Stewart’s music career began in 1962 when he took up busking with a harmonica. In October 1963, he joined The Dimensions as harmonica player and vocalist. In 1964, Stewart joined Long John Baldry and the All Stars before joining The Jeff Beck Group in 1967. Becoming the singer for the Faces in 1969, he also maintained a solo career releasing his debut solo album that same year. Stewart’s early albums were a fusion of rock, folk music, soul music, and R&B. His third solo album, 1971’s Every Picture Tells a Story was his breakthrough, topping the charts in the UK, US, Canada, and Australia. The ballad “Maggie May” went to number one for multiple weeks in those same countries. His 1972 follow-up album, Never a Dull Moment, was another UK and Australian chart-topper while reaching the top three in the US and Canada. Its lead single, “You Wear It Well”, also topped the chart in the UK while being a moderate hit elsewhere.
After a handful more UK top ten hits, Stewart announced the breakup of the Faces in 1975. His next few singles were ballads with “Sailing”, off the 1975 UK and Australian number-one album, Atlantic Crossing, becoming a hit in the UK and the Netherlands, Germany, and other countries, but barely charting in North America. A Night on the Town, released in 1976, his fifth straight chart-topper in the UK, began a three-album run of going number one or top three in North America, the UK, and Australia with each release. That album’s “Tonight’s the Night (Gonna Be Alright)” spent almost two months at number one in the US and Canada, and made the top five in other countries. Foot Loose and Fancy Free, released in 1977, featured the major hit “You’re In My Heart (The Final Acclaim)” as well as the rocker “Hot Legs”. Blondes Have More Fun, released in 1978, and its disco-tinged “Da Ya Think I’m Sexy” both went to number one in Canada, Australia, and the US, with “Da Ya Think I’m Sexy” also hitting number one in the UK and the top ten in other countries. Stewart’s albums regularly hit the upper rungs of the charts in the Netherlands throughout the seventies and in Sweden from 1975 onward.

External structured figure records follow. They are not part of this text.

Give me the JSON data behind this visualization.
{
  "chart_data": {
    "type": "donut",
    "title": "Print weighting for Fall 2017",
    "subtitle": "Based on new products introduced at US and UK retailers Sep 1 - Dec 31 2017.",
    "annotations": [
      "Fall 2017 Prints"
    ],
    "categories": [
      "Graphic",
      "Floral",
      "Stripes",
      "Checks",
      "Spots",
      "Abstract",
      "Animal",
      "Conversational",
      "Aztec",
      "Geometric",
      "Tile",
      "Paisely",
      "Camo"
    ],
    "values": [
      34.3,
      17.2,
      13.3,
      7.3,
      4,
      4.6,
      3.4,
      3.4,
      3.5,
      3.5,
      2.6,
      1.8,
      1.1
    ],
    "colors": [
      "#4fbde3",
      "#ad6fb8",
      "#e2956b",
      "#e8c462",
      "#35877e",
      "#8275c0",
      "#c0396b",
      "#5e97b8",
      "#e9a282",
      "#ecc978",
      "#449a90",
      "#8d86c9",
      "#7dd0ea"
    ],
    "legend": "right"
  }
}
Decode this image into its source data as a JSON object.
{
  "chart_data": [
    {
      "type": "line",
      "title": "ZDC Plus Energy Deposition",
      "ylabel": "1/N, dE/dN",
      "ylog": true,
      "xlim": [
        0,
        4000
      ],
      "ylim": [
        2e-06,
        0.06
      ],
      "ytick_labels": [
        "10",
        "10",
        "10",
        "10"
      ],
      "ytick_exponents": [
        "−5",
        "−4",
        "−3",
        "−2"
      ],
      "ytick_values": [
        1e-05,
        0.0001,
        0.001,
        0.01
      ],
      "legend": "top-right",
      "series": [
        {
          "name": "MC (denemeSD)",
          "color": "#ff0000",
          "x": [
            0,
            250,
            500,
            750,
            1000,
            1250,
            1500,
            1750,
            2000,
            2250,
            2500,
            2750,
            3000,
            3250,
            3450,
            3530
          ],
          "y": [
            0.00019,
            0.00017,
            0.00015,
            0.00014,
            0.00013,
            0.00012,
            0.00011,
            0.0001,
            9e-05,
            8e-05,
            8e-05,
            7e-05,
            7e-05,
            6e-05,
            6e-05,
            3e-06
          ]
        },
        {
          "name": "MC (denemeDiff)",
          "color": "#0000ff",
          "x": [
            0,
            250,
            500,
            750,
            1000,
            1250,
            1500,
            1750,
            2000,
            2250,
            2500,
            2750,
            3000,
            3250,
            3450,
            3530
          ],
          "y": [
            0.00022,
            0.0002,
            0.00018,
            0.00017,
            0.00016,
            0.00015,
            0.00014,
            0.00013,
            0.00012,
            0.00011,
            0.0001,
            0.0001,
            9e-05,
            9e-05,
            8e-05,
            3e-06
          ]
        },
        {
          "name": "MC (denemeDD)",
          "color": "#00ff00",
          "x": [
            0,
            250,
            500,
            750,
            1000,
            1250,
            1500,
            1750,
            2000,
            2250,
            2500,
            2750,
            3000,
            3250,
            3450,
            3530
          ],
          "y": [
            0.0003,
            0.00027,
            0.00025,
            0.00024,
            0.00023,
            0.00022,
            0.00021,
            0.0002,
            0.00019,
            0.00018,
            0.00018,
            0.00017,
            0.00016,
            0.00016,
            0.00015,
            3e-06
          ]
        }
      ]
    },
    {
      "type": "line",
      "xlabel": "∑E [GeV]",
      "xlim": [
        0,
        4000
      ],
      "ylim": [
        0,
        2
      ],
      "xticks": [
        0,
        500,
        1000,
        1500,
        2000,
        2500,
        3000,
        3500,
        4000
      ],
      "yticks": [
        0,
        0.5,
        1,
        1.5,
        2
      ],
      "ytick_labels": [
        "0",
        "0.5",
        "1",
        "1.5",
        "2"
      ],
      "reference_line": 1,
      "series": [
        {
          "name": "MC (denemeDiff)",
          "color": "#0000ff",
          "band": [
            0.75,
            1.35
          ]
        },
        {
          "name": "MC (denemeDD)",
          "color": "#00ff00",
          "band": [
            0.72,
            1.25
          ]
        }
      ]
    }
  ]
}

After a disco and new wave period in the late 1970s and early 1980s, Stewart’s music turned to a soft rock/middle-of-the-road style, with most of his albums reaching the top ten in the UK, Germany and Sweden, but faring less well in the US. The single “Rhythm of My Heart” was a top five hit in the UK, US, and other countries, with its source album, 1990’s Vagabond Heart, becoming, at number ten in the US and number two in the UK, his highest charting album in a decade. In 1993, he collaborated with Bryan Adams and Sting on the power ballad “All for Love”, which went number one in many countries. In the early 2000s, he released a series of successful albums interpreting the Great American Songbook.
In 2008, Billboard magazine ranked him the seventeenth most successful artist on the “Billboard Hot 100 All-Time Top Artists”. A Grammy and Brit Award recipient, he was voted at thirty-three in Q Magazine’s list of the Top 100 Greatest Singers of all time As a solo artist, Stewart was inducted into the US Rock and Roll Hall of Fame in 1994, the UK Music Hall of Fame in 2006, and he was inducted a second time into the US Rock and Roll Hall of Fame in 2012 as a member of Faces.